Contexte

Depuis environ trois décennies, les problèmes de l’environnement préoccupent la communauté internationale. Les observations indiquent que les changements climatiques au XXe siècle ont déjà touché un ensemble varié de systèmes physiques et biologiques. L’Afrique en général, et l’Afrique de l’Ouest en particulier est plus vulnérable à la variabilité et aux changements climatiques notamment à cause de certaines de ses caractéristiques physiques et socio-économiques qui la prédisposent à être affectée de façon disproportionnée par les effets négatifs des variations du climat (UICN-BRAO et al., 2003).
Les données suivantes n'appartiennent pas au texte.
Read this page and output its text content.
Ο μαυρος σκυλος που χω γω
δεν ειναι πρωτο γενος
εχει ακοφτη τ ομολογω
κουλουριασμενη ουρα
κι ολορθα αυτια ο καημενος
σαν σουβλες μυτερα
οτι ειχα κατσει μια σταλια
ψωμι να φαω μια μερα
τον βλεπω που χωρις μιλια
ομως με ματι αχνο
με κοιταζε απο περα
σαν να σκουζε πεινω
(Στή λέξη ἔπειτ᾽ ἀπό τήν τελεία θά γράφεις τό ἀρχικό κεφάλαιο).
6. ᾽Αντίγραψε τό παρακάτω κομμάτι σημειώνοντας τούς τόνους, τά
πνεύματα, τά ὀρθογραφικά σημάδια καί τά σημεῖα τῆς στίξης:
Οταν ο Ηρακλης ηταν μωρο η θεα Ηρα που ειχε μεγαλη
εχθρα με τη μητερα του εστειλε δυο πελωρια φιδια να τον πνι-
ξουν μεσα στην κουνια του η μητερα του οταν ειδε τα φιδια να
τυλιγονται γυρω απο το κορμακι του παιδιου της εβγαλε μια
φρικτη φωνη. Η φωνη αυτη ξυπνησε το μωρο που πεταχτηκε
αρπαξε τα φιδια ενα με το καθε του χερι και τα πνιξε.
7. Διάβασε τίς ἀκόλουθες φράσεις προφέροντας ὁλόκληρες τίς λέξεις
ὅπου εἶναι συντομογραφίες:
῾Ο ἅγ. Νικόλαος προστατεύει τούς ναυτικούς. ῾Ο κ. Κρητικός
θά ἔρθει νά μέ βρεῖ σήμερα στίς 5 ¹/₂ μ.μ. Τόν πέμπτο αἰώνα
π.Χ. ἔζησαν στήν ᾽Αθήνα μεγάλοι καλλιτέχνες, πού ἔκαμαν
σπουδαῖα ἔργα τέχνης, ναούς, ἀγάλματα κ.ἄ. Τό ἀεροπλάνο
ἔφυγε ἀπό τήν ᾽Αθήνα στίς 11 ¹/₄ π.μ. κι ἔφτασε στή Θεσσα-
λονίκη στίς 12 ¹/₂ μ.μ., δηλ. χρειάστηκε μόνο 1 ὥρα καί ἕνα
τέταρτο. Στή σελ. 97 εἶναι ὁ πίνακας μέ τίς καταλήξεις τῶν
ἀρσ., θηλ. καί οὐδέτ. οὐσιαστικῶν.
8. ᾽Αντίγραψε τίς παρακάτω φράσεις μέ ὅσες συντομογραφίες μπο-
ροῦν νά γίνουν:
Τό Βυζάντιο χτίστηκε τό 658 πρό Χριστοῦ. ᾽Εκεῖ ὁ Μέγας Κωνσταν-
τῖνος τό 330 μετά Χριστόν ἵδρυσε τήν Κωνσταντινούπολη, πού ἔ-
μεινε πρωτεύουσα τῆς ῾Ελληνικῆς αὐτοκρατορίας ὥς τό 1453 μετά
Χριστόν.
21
Se basant sur les analogiques pluviométriques sèches et humides, le réchauffement global aurait pour conséquence entre autres, une modification sensible des hauteurs pluviométriques à l’échelle annuelle, mais surtout une augmentation de la durée de la période sèche d’un à deux mois selon les stations. Les conséquences seront remarquables sur l’agriculture, largement pluviale et de facto sur l’économie du pays, très dépendante de ce secteur. Les principales causes de ces changements climatiques sont les émissions des Gaz à Effet de Serre (GES).

Au Bénin, le secteur agricole, fortement tributaire des stimuli climatiques se trouve sérieusement menacé par les changements climatiques. Régit par un climat de type sub-équatorial, le Bénin subit une péjoration climatique récente avec de fortes variabilités spatio-temporelles des précipitations, alternant périodes sèches et périodes humides. Une étude réalisée par Bokonon-Ganta et al (2003) au Bénin a montré qu’à l’horizon 2025, les changements climatiques vont entraîner une baisse considérable de la production des cultures du coton (-29,58%), niébé, maïs, manioc, arachide et le riz (-6%); ce qui aura pour conséquence un appauvrissement continu des populations, la baisse du disponible alimentaire et la vulnérabilité des terroirs.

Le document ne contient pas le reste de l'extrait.